Ovviamente non poteva mancare il momento televisivo più deprimente della storia dell'etere dopo le televendite con Stefano Bettarini e gli scazzi tra Lady Chioccia e Tina Cipollari, ovvero le domande alle ragazze volte a dimostrare che oltre alle gambe c'è di più. La schiettezza delle ragazze come al solito l'ha fatta da padrona. Alla domanda:"Se fossi davanti a un bivio, ovvero trasferirti a Parigi o rimanere qui col tuo ragazzo che faresti?" la miss, anziché rispondere : "Il mio ragazzo può anche buttarsi da una scogliera, io me ne vado a Montmatre e mi accoppio selvaggiamente col primo che mi dice bonjour!" lei risponde che se lo amasse davvero rinuncerebbe senza esitazione. Quando Mike le chiede: "Mettiamo caso che il tuo fidanzato esca e il suo telefono sia sempre irraggiungibile, tu cosa pensi?" e lei, anziché dire: "Che sta all'hotel Flora con due diciassettenni bielorusse", risponde, matura e posata, che in un rapporto se non c'è la fiducia non si va avanti.

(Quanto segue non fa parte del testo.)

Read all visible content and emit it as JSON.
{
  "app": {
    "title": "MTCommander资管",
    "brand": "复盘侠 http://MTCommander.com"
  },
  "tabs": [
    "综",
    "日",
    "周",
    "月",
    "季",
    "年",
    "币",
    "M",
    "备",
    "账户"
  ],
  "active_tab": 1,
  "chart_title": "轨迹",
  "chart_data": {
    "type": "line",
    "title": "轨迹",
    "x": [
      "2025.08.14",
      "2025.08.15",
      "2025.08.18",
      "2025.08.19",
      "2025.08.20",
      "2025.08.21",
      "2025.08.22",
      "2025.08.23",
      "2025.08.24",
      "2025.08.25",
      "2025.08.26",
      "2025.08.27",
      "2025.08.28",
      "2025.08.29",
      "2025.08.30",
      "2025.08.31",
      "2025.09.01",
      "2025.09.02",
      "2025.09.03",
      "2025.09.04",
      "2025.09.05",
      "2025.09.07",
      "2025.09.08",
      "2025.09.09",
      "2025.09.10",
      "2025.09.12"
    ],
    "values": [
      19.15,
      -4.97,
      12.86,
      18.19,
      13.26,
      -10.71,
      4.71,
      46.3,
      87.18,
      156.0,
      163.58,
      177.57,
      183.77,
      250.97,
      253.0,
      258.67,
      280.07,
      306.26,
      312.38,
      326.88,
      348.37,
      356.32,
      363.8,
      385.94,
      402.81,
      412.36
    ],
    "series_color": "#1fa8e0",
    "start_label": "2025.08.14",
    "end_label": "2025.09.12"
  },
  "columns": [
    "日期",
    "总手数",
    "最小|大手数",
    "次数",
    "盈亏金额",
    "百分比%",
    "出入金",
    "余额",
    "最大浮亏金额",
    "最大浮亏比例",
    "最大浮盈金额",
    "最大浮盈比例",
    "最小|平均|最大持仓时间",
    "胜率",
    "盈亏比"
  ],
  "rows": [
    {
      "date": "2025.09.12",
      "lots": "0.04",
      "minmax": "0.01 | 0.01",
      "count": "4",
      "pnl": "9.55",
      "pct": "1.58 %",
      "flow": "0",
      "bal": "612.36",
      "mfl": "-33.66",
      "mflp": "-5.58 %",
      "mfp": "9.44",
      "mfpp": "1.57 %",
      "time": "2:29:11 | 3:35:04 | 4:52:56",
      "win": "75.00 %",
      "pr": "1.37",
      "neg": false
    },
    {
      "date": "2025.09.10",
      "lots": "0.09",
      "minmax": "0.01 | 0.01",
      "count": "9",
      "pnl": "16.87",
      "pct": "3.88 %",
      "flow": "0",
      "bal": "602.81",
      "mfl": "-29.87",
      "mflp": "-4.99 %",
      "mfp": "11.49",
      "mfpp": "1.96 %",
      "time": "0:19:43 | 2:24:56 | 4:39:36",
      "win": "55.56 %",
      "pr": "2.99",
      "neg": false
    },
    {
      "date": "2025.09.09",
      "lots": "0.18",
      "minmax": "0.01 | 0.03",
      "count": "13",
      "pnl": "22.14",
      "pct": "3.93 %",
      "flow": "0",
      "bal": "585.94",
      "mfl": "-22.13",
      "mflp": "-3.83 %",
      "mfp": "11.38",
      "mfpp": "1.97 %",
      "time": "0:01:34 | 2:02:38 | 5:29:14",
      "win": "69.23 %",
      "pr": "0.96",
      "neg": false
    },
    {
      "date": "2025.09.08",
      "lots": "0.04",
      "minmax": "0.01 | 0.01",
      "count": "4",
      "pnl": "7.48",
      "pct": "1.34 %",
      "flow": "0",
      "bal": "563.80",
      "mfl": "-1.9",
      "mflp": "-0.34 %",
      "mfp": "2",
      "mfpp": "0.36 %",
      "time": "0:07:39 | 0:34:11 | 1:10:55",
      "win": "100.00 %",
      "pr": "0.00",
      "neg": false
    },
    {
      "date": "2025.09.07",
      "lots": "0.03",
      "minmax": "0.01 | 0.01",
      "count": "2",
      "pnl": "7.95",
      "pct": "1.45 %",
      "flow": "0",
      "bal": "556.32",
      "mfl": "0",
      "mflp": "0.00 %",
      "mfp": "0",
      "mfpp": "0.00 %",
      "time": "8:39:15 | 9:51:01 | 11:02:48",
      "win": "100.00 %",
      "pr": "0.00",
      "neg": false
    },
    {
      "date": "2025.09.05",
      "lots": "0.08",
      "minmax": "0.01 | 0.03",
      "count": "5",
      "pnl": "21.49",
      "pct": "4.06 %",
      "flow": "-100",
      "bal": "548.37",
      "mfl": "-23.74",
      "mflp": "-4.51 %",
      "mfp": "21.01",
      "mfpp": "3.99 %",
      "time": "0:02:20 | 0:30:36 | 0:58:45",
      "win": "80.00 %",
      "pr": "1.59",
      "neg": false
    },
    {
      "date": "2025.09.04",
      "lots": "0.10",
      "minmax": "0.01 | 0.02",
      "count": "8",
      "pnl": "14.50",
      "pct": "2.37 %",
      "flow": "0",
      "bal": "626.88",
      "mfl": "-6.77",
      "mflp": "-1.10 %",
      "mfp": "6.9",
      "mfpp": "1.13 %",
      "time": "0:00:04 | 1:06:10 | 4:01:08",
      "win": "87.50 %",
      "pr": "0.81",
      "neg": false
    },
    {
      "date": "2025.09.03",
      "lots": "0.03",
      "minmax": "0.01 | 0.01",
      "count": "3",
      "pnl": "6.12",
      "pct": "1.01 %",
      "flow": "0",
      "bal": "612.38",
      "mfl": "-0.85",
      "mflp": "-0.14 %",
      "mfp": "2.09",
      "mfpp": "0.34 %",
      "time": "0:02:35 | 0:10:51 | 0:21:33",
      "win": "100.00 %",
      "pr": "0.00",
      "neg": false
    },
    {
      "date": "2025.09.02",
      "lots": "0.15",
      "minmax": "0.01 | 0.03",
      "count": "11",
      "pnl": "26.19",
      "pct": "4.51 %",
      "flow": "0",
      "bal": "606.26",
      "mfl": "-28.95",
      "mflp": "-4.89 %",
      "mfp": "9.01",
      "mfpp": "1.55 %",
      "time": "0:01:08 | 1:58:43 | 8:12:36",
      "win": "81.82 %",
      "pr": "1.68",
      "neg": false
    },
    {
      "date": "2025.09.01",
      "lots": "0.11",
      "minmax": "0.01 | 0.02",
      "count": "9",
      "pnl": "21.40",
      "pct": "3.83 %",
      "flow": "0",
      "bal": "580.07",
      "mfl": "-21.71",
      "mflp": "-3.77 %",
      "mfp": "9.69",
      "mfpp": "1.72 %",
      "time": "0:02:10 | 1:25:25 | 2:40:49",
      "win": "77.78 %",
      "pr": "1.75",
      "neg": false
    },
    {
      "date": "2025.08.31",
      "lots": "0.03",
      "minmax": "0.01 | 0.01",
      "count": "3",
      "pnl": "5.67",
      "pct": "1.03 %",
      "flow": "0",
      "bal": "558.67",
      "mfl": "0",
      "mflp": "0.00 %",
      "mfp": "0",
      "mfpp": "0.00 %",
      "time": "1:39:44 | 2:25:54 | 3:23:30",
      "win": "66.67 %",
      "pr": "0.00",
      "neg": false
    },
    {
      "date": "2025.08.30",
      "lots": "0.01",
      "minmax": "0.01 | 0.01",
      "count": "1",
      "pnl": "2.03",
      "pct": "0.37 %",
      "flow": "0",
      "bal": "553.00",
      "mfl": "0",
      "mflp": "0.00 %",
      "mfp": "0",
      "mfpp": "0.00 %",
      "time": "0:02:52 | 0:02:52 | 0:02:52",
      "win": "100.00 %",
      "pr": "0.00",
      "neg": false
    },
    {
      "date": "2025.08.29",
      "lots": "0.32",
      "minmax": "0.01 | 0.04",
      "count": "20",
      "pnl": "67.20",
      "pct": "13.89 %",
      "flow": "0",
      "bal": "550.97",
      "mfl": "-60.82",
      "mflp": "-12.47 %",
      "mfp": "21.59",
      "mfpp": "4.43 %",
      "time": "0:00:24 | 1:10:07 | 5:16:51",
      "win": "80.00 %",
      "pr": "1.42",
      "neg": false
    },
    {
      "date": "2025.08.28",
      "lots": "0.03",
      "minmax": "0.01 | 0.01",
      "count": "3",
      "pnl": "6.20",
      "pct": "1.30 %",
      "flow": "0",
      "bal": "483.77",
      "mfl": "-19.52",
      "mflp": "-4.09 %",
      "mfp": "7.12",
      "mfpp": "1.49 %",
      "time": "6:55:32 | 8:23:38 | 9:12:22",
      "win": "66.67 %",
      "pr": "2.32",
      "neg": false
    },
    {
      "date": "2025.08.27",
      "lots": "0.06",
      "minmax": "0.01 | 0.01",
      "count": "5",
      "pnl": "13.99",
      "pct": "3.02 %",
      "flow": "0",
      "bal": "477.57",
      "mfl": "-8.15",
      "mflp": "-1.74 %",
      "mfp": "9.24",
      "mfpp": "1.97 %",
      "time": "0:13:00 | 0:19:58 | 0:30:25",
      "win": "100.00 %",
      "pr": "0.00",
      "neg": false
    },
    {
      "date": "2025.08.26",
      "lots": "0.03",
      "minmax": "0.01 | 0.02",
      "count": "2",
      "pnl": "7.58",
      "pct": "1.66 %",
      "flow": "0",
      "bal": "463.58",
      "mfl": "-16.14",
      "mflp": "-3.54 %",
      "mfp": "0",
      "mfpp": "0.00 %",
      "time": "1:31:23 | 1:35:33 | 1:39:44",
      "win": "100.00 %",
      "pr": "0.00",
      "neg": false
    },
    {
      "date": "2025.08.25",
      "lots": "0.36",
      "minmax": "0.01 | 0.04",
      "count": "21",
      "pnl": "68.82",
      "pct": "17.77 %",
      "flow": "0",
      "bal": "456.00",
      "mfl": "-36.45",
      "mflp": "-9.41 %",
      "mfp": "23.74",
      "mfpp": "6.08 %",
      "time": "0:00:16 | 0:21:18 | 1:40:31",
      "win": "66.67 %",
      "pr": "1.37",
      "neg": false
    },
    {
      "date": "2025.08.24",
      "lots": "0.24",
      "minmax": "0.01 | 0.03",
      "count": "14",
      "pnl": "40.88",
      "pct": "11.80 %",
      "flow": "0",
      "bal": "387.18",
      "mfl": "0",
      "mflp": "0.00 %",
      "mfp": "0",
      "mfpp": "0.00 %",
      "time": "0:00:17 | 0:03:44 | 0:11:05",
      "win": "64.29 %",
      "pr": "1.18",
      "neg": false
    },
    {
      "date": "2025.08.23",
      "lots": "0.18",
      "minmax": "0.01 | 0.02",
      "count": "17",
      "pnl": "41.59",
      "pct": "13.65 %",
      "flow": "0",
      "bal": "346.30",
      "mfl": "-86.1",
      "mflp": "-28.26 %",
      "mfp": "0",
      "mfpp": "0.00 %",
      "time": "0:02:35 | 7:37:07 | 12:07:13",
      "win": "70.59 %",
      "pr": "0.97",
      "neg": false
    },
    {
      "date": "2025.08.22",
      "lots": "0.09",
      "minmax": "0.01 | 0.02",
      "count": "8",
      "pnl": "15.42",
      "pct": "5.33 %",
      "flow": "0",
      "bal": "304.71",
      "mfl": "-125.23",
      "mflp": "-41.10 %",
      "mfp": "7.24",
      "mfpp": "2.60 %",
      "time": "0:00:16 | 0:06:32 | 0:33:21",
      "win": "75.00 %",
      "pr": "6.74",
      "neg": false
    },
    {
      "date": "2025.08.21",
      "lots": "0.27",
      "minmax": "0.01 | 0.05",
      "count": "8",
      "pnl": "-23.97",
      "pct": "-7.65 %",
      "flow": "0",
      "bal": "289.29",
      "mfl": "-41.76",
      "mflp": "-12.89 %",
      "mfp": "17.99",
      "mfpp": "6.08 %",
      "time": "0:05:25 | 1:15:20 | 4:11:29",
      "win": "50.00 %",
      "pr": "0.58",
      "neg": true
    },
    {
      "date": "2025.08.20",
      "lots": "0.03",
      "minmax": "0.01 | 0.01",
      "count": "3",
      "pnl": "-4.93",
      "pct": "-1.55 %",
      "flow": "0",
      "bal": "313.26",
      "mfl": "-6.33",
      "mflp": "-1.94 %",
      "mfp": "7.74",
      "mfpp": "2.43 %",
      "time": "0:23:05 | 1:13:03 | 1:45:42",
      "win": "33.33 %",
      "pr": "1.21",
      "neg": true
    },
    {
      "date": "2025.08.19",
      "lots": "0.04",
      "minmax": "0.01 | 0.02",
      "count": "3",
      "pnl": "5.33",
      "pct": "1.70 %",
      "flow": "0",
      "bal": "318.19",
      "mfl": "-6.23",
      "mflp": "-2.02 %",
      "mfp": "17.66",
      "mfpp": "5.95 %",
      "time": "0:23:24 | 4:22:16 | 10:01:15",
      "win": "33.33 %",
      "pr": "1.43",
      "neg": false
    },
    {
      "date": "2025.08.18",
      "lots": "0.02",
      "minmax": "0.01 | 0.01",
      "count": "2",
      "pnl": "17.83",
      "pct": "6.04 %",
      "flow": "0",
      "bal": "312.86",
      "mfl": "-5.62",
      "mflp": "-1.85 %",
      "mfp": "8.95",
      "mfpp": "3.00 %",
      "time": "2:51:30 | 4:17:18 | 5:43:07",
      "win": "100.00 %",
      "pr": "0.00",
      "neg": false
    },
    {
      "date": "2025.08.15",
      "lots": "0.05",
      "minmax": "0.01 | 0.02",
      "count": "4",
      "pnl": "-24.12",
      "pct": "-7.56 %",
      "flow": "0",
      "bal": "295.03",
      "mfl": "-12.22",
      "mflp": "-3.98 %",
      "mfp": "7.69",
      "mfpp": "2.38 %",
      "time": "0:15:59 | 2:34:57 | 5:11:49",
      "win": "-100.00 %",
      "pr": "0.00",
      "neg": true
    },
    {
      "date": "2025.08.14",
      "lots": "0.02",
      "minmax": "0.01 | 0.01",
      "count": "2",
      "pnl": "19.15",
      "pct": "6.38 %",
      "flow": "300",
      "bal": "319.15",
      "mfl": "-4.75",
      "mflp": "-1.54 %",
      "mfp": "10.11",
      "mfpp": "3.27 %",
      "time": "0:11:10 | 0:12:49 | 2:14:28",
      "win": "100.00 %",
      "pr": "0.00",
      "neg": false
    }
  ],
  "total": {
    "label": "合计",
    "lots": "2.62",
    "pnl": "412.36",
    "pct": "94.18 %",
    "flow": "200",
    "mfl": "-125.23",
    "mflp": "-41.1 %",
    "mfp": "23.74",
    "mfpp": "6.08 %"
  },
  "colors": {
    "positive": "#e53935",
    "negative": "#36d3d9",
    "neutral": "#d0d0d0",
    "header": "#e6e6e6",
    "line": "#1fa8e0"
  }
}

Fabrizio Del Noce era pettinato come il mago Casanova, tanto che Buongiorno, in un attimo di distrazione, gli ha assegnato la fascia "Miss Wella".

A metà serata la miss uscente Claudia Andreatta scende dalle scale con la sua consueta, elegante andatura da capitano della nazionale di rugby neozelandese. Mike ricorda al regista Croce che è il momento di prendere la corona e di posarla sul cuscino. Tutti si girano di scatto preoccupatissimi verso Mirigliani ma la figlia effettua subito la prova specchietto: avvicina il portacipria alla bocca del padre e il vetro si appanna. Sollievo generale.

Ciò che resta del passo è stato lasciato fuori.